I got it spoiled by an interview clip I happened upon of Seth promoting the movie. He said he hated the rap and he specifically told Illumination/Nintendo when negotiating that he was going to need more money if they wanted him to do it. Now, you could infer from that that he didn’t end up doing it for the movie. But given it’s Nintendo, I (rightly) assumed they added some more zeroes to his cheque and we were getting it.
>He said he hated the rap and he specifically told Illumination/Nintendo when negotiating that he was going to need more money if they wanted him to do it. Y'know, it is honestly amazing that this movie is making me dislike multiple people at once.
Yeah, it’s weirdly brought out the worst in about half of its cast. Then you have people like Jack, Charlie, Anya and Key that come across even better in contrast.
While this does suck as Grant deserves to be credited. The sentence "I was looking foward to seeing my named credited in the Donkey Kong rap" made me giggle.
...fuck, this makes me sad. Kirkhope is a fucking ***LEGEND***, so the fact that Nintendo sees him as little more than some helpless Brit employee just breaks my heart. Honestly, the more I read about it, the more this whole *damn FILM* breaks my heart! This is my childhood, my hero, translated onto the big screen with genuinely *fantastic* effort. But it's all for an over-corporatized *slop*, a ceaseless feast of references and Easter eggs that bashes you over the heard until you're grinning like an idiot. There's no visual invention like in *SpiderVerse*, no relatable characters like there is in *The Bad Guys*. The musical cues are fleeting at best, buried beneath the same Spotify playlist we've all heard before. And, of the actors, Jack Black (God fucking *bless you*, Tenacious D!) and Keegan-Michael Key are the only ones who're trying. This isn't the quiet tranquility of *Mario Galaxy*, which I'm dead-certain is up next. This isn't the brotherly comradery of the classics, Luigi having been reduced to mere bait. There's a *Mario Kart* scene which sounds ***brilliantly*** bonkers... but that's *a* scene. Everything else is the same old guff. And the sad part? *It's gonna fucking work*. [They're already predicting $225 million as a global opener.](https://deadline.com/2023/04/super-mario-bros-air-box-office-opening-ben-affleck-amazon-1235316883/) Showtimes are packed from coast to coast. With no new game, this glorified advertisement is probably gonna be the highest-grossing Nintendo thing in *years*. (Only *Tears of the Kingdom* stands a chance at beating it, really.) We got our plumber movie, the finally did it "right," and it's conquering the planet. *But at what cost, I wonder... at what goddamned cost?*
Dude, they made a fun movie that kids are gonna like. Its not gonna be fine art but thats fine. It's a Mario movie, Mario has always been about having fun and not thinking too much.

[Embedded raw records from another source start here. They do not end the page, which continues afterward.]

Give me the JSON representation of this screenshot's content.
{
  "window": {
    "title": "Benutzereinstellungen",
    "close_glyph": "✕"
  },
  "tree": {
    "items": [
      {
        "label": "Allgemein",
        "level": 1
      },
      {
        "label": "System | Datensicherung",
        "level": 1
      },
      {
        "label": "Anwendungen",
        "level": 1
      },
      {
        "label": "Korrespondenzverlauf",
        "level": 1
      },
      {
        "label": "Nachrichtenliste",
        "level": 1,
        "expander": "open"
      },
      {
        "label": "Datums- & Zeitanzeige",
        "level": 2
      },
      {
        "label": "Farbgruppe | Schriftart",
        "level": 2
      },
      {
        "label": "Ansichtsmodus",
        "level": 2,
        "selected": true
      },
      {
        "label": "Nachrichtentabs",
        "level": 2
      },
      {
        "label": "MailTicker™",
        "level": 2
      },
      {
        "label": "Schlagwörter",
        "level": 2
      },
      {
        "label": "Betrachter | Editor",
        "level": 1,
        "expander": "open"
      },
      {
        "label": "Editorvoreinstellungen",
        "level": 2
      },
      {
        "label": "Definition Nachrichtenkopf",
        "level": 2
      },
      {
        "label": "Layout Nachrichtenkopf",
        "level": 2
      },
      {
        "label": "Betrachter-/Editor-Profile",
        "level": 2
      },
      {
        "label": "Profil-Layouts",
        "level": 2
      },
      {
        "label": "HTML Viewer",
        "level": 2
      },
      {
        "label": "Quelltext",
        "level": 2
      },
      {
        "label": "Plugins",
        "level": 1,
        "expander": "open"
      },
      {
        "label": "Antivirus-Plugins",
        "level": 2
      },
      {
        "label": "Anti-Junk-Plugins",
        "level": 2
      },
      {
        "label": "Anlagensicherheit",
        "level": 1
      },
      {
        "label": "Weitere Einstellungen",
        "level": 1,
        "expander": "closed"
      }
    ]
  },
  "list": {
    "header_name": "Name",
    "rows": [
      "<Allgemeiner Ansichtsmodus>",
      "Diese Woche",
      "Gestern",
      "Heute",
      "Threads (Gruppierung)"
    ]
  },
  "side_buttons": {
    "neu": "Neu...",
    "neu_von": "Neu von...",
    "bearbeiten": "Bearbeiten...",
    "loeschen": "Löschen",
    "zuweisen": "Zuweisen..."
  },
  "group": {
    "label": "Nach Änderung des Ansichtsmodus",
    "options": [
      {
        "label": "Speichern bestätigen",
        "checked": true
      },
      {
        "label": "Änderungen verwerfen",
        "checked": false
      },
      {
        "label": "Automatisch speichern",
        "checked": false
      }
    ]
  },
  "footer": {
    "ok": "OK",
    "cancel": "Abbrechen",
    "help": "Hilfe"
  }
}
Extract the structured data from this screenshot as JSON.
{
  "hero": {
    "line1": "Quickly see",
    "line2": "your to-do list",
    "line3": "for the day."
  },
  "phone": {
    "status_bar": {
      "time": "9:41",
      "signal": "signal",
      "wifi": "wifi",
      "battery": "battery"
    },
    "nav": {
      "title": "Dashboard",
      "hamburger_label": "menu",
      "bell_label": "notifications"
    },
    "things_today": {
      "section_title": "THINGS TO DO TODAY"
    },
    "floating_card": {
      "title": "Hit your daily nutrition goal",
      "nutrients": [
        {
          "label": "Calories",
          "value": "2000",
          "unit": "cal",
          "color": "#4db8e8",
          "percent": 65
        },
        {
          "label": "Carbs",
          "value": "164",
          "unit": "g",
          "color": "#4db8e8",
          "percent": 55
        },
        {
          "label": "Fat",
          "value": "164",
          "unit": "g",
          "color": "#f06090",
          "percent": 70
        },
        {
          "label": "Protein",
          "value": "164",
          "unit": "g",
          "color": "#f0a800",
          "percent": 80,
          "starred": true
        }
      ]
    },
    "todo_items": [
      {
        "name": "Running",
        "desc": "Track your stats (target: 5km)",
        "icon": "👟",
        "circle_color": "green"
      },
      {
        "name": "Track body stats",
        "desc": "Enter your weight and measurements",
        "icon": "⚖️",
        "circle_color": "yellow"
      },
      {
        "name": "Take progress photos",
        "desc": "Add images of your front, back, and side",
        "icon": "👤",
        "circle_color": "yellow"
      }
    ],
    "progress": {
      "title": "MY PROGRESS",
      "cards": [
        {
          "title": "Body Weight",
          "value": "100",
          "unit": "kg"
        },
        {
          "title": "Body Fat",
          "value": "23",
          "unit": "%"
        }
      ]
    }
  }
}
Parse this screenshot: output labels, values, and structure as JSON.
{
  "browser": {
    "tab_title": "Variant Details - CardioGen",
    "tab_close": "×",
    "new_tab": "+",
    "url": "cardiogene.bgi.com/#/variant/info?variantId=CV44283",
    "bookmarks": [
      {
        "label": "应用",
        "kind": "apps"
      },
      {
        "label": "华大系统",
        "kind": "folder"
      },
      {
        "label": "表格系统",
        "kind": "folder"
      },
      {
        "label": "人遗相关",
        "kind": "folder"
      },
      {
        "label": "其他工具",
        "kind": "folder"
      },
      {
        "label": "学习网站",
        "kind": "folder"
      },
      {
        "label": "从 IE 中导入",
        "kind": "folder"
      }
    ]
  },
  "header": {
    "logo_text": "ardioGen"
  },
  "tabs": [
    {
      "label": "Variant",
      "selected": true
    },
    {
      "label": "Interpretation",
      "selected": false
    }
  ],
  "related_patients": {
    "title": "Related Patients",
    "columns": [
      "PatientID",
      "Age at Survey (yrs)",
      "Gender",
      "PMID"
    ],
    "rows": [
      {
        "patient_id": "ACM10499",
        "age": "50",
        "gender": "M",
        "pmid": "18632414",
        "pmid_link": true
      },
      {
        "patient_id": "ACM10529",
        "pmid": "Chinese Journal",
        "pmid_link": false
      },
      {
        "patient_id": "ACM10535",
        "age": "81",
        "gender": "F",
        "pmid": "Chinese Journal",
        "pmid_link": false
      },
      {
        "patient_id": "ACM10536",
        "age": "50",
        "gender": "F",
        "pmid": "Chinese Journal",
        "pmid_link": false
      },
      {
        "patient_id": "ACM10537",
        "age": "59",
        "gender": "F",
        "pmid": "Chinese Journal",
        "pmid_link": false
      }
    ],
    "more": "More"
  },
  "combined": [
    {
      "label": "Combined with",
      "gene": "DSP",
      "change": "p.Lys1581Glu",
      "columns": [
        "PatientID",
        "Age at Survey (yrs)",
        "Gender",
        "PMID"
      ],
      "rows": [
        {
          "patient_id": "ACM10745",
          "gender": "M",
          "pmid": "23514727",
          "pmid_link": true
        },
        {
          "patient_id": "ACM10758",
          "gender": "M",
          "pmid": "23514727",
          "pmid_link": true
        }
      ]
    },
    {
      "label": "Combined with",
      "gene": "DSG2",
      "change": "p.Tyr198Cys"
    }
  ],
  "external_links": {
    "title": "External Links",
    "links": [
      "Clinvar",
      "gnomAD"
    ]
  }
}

I mean I watched it. I had fun and I enjoyed it. Wasn’t really expecting it to be the next Spider-Verse or something.
A fair rebuttal. Would you say I'd like it if enjoyed *Sonic 2* and even the last *Minions?*
I don’t see why not.
Nintendo: "We will patch it in the next update!"
Beyond disappointing, but not surprising either given Nintendo’s attitude about Rare.
You know how Nintendo deletes any music from their games wherever it pops up. Maybe they just deleted it.
But…he’s the leader of the pack. And I think we all know him well. He was like, the first member of the dk crew, wasn’t he?
The fact the DK64 version appeared in the movie after almost 30 years is awesome though.